Why Mexico, and why these names
Mexico is the textbook "nearshoring" trade. As manufacturers shorten supply chains and move production closer to the US market, Mexico has become the obvious beneficiary — it shares a long border with the world's largest consumer economy, has a free-trade framework with the US and Canada, and offers manufacturing wages well below China's. Foreign direct investment has been running at record levels. For an Indian investor already building global exposure, Mexico is a way to add a structurally cheap, US-adjacent emerging market that is not just another bet on US mega-cap tech.
The companies most investors reach for are concentrated and recognisable:
| Company | ADR ticker | What it does |
|---|---|---|
| América Móvil | AMX | Latin America's largest telecom — mobile, broadband, pay-TV across the region |
| Cemex | CX | One of the world's biggest building-materials and cement producers |
| Coca-Cola FEMSA | KOF | The largest Coca-Cola bottler in the world by volume |
| Grupo Televisa | TV | Spanish-language media and content, plus a large cable business |
Behind these sit FEMSA itself (the beverage-and-retail conglomerate that owns the OXXO convenience-store chain) and Walmart de México, "Walmex," which dominate the consumer-and-retail story but are less commonly held as ADRs by retail investors. The local market index to know is the S&P/BMV IPC, Mexico's benchmark, and the regulator overseeing all of this is the CNBV (Comisión Nacional Bancaria y de Valores).
The ADR route, step by step
This is the path the overwhelming majority of Indian residents should use, because it requires nothing Mexico-specific.
Step 1 — Open an LRS-funded global brokerage account
You need a brokerage account that can trade US-listed securities. The common choices for Indian residents are Interactive Brokers, Saxo Bank, and the various India-facing platforms that resell access to US markets. You fund it by remitting money abroad under the RBI's Liberalised Remittance Scheme (LRS), which allows up to USD 250,000 per financial year per individual. Our LRS explainer covers the mechanics and the paperwork your bank will ask for.

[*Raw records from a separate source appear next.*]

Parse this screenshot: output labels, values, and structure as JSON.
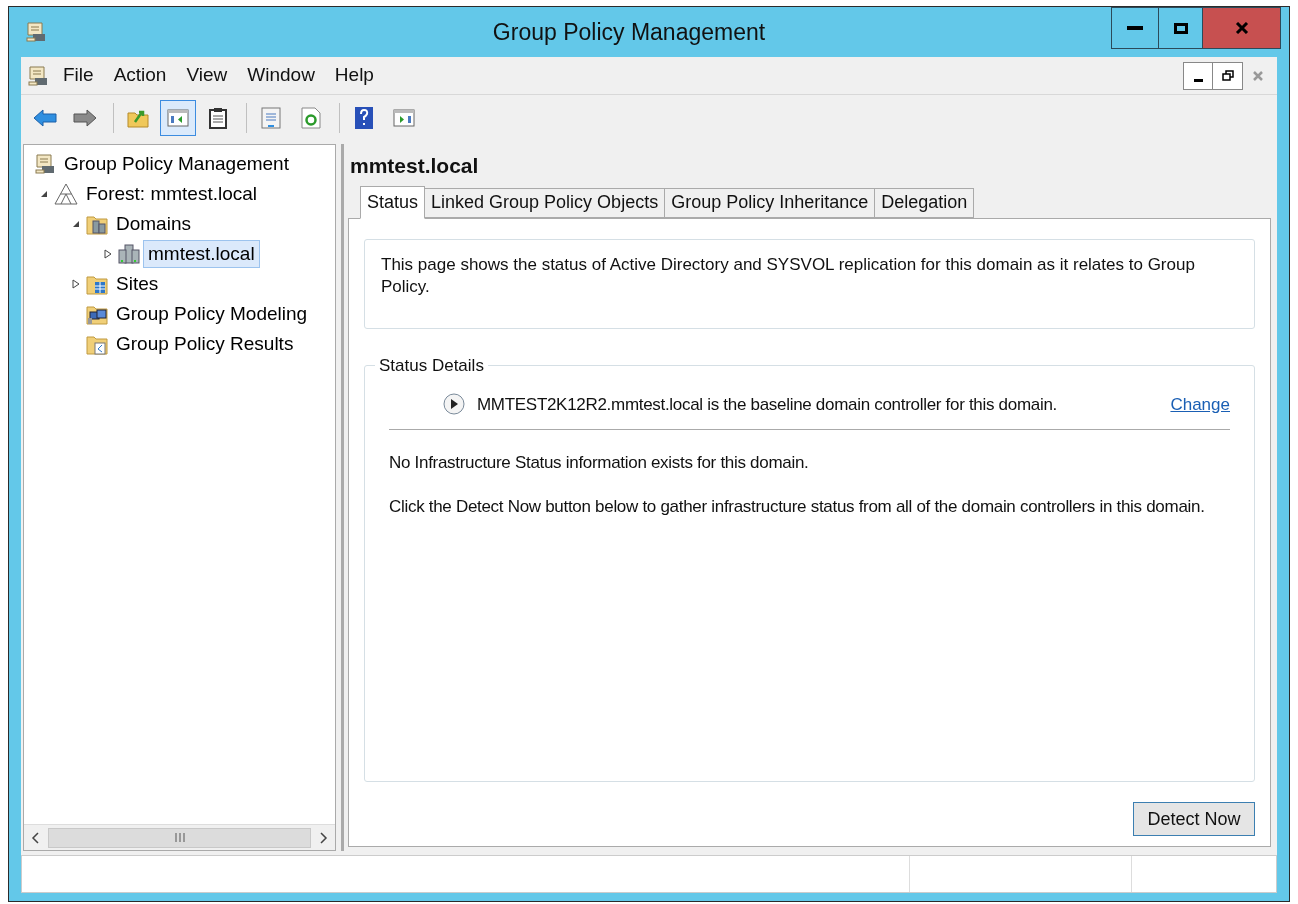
{
  "window": {
    "title": "Group Policy Management"
  },
  "menu": [
    "File",
    "Action",
    "View",
    "Window",
    "Help"
  ],
  "toolbar": [
    {
      "kind": "back",
      "pressed": false
    },
    {
      "kind": "forward",
      "pressed": false
    },
    {
      "kind": "up",
      "pressed": false
    },
    {
      "kind": "tree",
      "pressed": true
    },
    {
      "kind": "clipboard",
      "pressed": false
    },
    {
      "kind": "properties",
      "pressed": false
    },
    {
      "kind": "refresh",
      "pressed": false
    },
    {
      "kind": "help",
      "pressed": false
    },
    {
      "kind": "pane",
      "pressed": false
    }
  ],
  "tree": [
    {
      "label": "Group Policy Management",
      "kind": "console",
      "selected": false,
      "children": [
        {
          "label": "Forest: mmtest.local",
          "kind": "forest",
          "expanded": true,
          "selected": false,
          "children": [
            {
              "label": "Domains",
              "kind": "folder-servers",
              "expanded": true,
              "selected": false,
              "children": [
                {
                  "label": "mmtest.local",
                  "kind": "servers",
                  "expanded": false,
                  "selected": true
                }
              ]
            },
            {
              "label": "Sites",
              "kind": "folder-sites",
              "expanded": false,
              "selected": false
            },
            {
              "label": "Group Policy Modeling",
              "kind": "modeling",
              "selected": false
            },
            {
              "label": "Group Policy Results",
              "kind": "folder-results",
              "selected": false
            }
          ]
        }
      ]
    }
  ],
  "content": {
    "heading": "mmtest.local",
    "tabs": [
      {
        "label": "Status",
        "selected": true
      },
      {
        "label": "Linked Group Policy Objects",
        "selected": false
      },
      {
        "label": "Group Policy Inheritance",
        "selected": false
      },
      {
        "label": "Delegation",
        "selected": false
      }
    ],
    "intro": "This page shows the status of Active Directory and SYSVOL replication for this domain as it relates to Group Policy.",
    "group_title": "Status Details",
    "baseline": "MMTEST2K12R2.mmtest.local is the baseline domain controller for this domain.",
    "change_link": "Change",
    "notes": [
      "No Infrastructure Status information exists for this domain.",
      "Click the Detect Now button below to gather infrastructure status from all of the domain controllers in this domain."
    ],
    "button": "Detect Now"
  }
}
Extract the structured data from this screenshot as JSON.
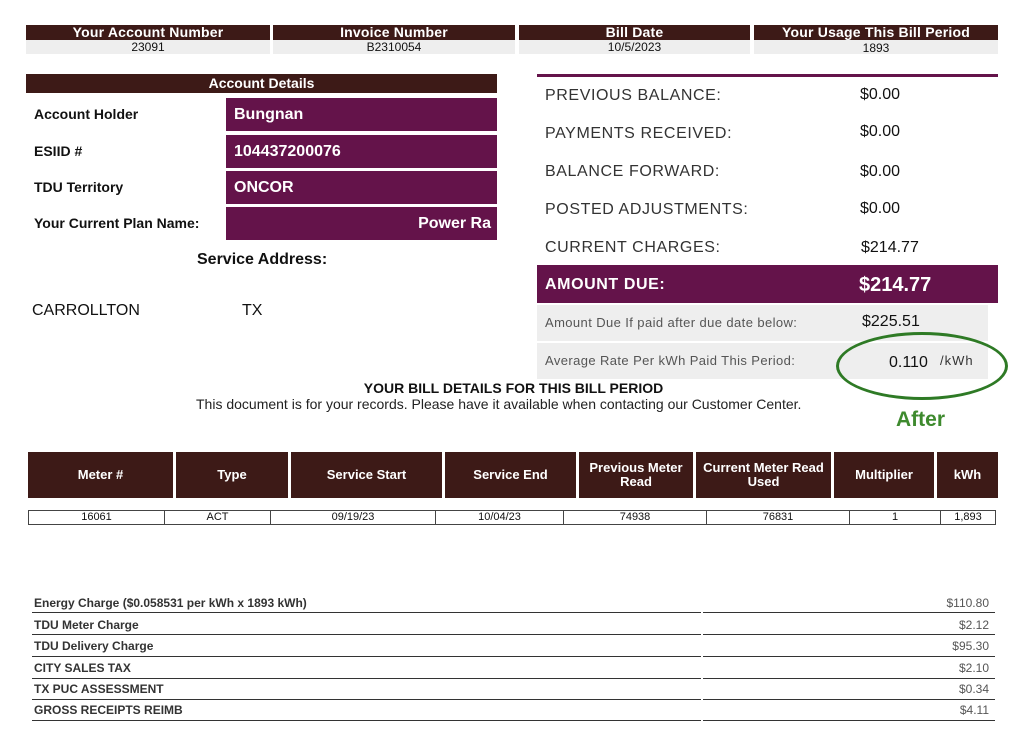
{
  "header": [
    {
      "label": "Your Account Number",
      "value": "23091"
    },
    {
      "label": "Invoice Number",
      "value": "B2310054"
    },
    {
      "label": "Bill Date",
      "value": "10/5/2023"
    },
    {
      "label": "Your Usage This Bill Period",
      "value": "1893"
    }
  ],
  "account": {
    "title": "Account Details",
    "holder_label": "Account Holder",
    "holder_value": "Bungnan",
    "esiid_label": "ESIID #",
    "esiid_value": "104437200076",
    "tdu_label": "TDU Territory",
    "tdu_value": "ONCOR",
    "plan_label": "Your Current Plan Name:",
    "plan_value": "Power Ra",
    "service_address_label": "Service Address:",
    "city": "CARROLLTON",
    "state": "TX"
  },
  "summary": {
    "previous_balance_label": "PREVIOUS BALANCE:",
    "previous_balance_value": "$0.00",
    "payments_received_label": "PAYMENTS RECEIVED:",
    "payments_received_value": "$0.00",
    "balance_forward_label": "BALANCE FORWARD:",
    "balance_forward_value": "$0.00",
    "posted_adjustments_label": "POSTED ADJUSTMENTS:",
    "posted_adjustments_value": "$0.00",
    "current_charges_label": "CURRENT CHARGES:",
    "current_charges_value": "$214.77",
    "amount_due_label": "AMOUNT DUE:",
    "amount_due_value": "$214.77",
    "late_label": "Amount Due If paid after due date below:",
    "late_value": "$225.51",
    "avg_rate_label": "Average Rate Per kWh Paid This Period:",
    "avg_rate_value": "0.110",
    "avg_rate_unit": "/kWh",
    "annotation": "After"
  },
  "bill_details": {
    "title": "YOUR BILL DETAILS FOR THIS BILL PERIOD",
    "subtitle": "This document is for your records. Please have it available when contacting our Customer Center."
  },
  "meter_table": {
    "headers": [
      "Meter #",
      "Type",
      "Service Start",
      "Service End",
      "Previous Meter Read",
      "Current Meter Read Used",
      "Multiplier",
      "kWh"
    ],
    "row": [
      "16061",
      "ACT",
      "09/19/23",
      "10/04/23",
      "74938",
      "76831",
      "1",
      "1,893"
    ]
  },
  "charges": [
    {
      "label": "Energy Charge ($0.058531 per kWh x 1893 kWh)",
      "amount": "$110.80"
    },
    {
      "label": "TDU Meter Charge",
      "amount": "$2.12"
    },
    {
      "label": "TDU Delivery Charge",
      "amount": "$95.30"
    },
    {
      "label": "CITY SALES TAX",
      "amount": "$2.10"
    },
    {
      "label": "TX PUC ASSESSMENT",
      "amount": "$0.34"
    },
    {
      "label": "GROSS RECEIPTS REIMB",
      "amount": "$4.11"
    }
  ],
  "colors": {
    "header_brown": "#3d1a17",
    "accent_plum": "#64134a",
    "annotation_green": "#2e7a25"
  }
}
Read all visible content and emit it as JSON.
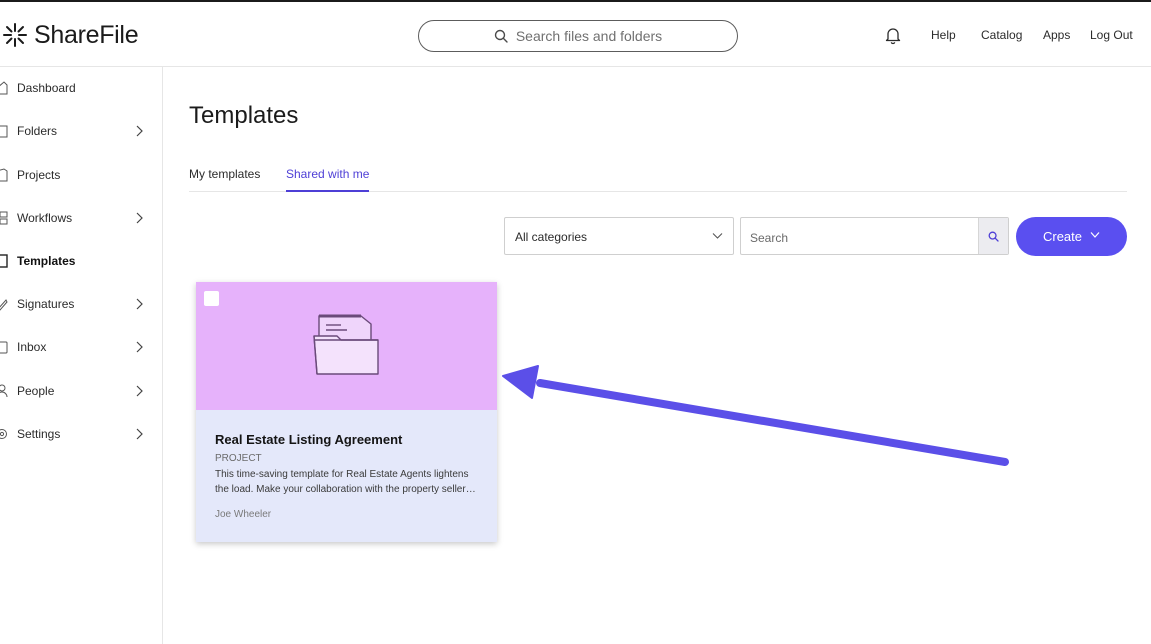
{
  "app": {
    "logo_text": "ShareFile"
  },
  "header": {
    "search_placeholder": "Search files and folders",
    "links": [
      "Help",
      "Catalog",
      "Apps",
      "Log Out"
    ]
  },
  "sidebar": {
    "items": [
      {
        "label": "Dashboard",
        "icon": "home-icon",
        "expandable": false,
        "active": false
      },
      {
        "label": "Folders",
        "icon": "folder-icon",
        "expandable": true,
        "active": false
      },
      {
        "label": "Projects",
        "icon": "projects-icon",
        "expandable": false,
        "active": false
      },
      {
        "label": "Workflows",
        "icon": "workflow-icon",
        "expandable": true,
        "active": false
      },
      {
        "label": "Templates",
        "icon": "template-icon",
        "expandable": false,
        "active": true
      },
      {
        "label": "Signatures",
        "icon": "pen-icon",
        "expandable": true,
        "active": false
      },
      {
        "label": "Inbox",
        "icon": "inbox-icon",
        "expandable": true,
        "active": false
      },
      {
        "label": "People",
        "icon": "people-icon",
        "expandable": true,
        "active": false
      },
      {
        "label": "Settings",
        "icon": "gear-icon",
        "expandable": true,
        "active": false
      }
    ]
  },
  "main": {
    "title": "Templates",
    "tabs": [
      {
        "label": "My templates",
        "active": false
      },
      {
        "label": "Shared with me",
        "active": true
      }
    ],
    "category_select": {
      "value": "All categories"
    },
    "search": {
      "placeholder": "Search"
    },
    "create_label": "Create",
    "cards": [
      {
        "title": "Real Estate Listing Agreement",
        "type": "PROJECT",
        "description": "This time-saving template for Real Estate Agents lightens the load. Make your collaboration with the property seller…",
        "owner": "Joe Wheeler"
      }
    ]
  },
  "colors": {
    "accent": "#5a4ff0",
    "tab_active": "#4e3fd6",
    "card_header": "#e6b2fb",
    "card_body": "#e4e8fa",
    "annotation_arrow": "#5b4fe8"
  }
}
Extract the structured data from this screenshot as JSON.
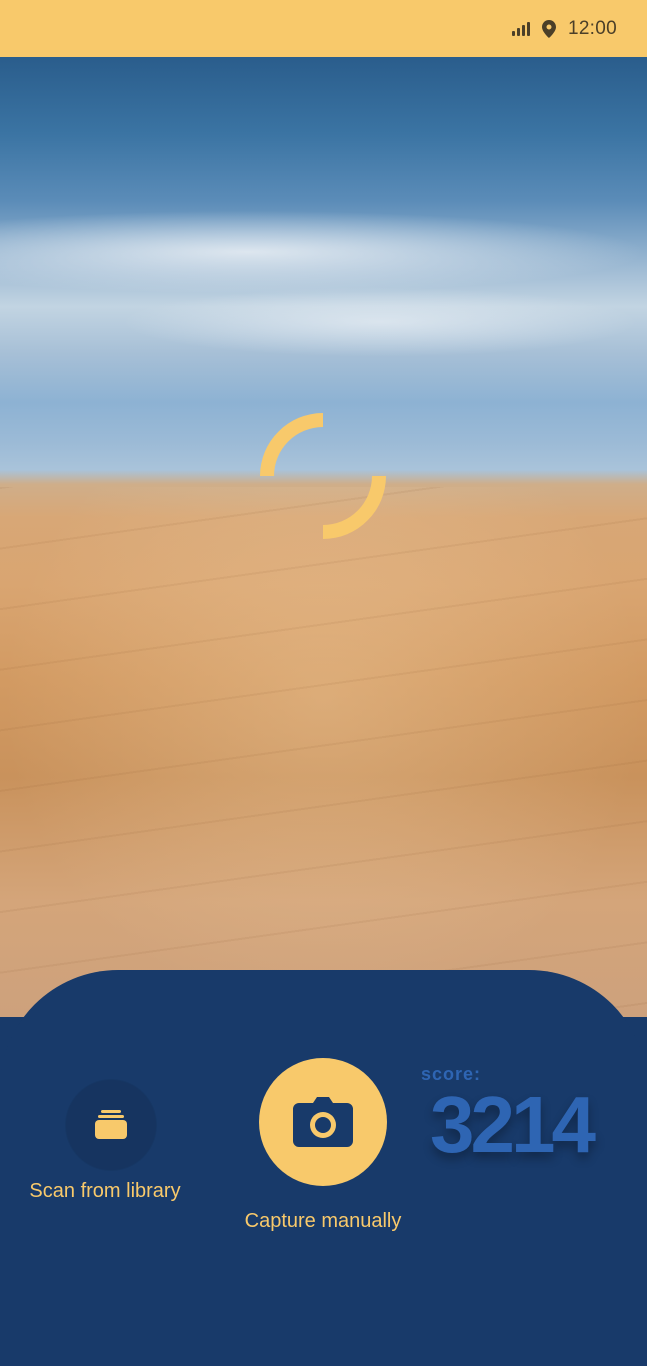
{
  "status_bar": {
    "time": "12:00",
    "icons": [
      "signal-icon",
      "location-pin-icon"
    ]
  },
  "camera": {
    "scene": "beach-viewfinder",
    "loading_indicator": "spinner"
  },
  "actions": {
    "scan_library": {
      "label": "Scan from library",
      "icon": "library-stack-icon"
    },
    "capture": {
      "label": "Capture manually",
      "icon": "camera-icon"
    }
  },
  "score": {
    "label": "score:",
    "value": "3214"
  },
  "colors": {
    "accent": "#f8c96b",
    "panel": "#183a6a",
    "score": "#2e65b3"
  }
}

Step 2 — Budget for the 20% TCS on the remittance
This is the cost most people forget. On foreign remittances under LRS, banks collect Tax Collected at Source (TCS) at 20% on the amount above Rs 10 lakh in a financial year (a lower rate and threshold apply to education and medical remittances, which do not concern investment). TCS is not a tax you lose — it is a prepayment you reclaim as a credit against your income-tax liability when you file your return — but it is real cash out the door at the time you remit. Model it before you transfer, ideally with our LRS and TCS calculator, so the size of your first remittance is not a surprise.
Step 3 — Buy the ADR exactly like a US stock
Once funded, you search the ticker — AMX, CX, KOF or TV — and place the order in US dollars. There is no currency conversion to pesos, no Mexican settlement cycle, and no local custodian for you to deal with. An ADR is a US-listed certificate representing shares held abroad by a depositary bank; for the purposes of buying and selling, it behaves like any NYSE-listed stock. This is the entire reason the ADR route is so much simpler than direct BMV access.
Step 4 — Understand the dividend that arrives
When América Móvil or Coca-Cola FEMSA pays a dividend, Mexico applies withholding tax before the money reaches you. We cover the full mechanics in the companion guide on Mexico dividend and capital-gains tax for Indians, but the short version is that Mexico levies an additional withholding on dividends paid to foreign residents, and the India-Mexico tax treaty caps that rate. You then declare the gross dividend in India and claim a foreign tax credit for the Mexican tax withheld.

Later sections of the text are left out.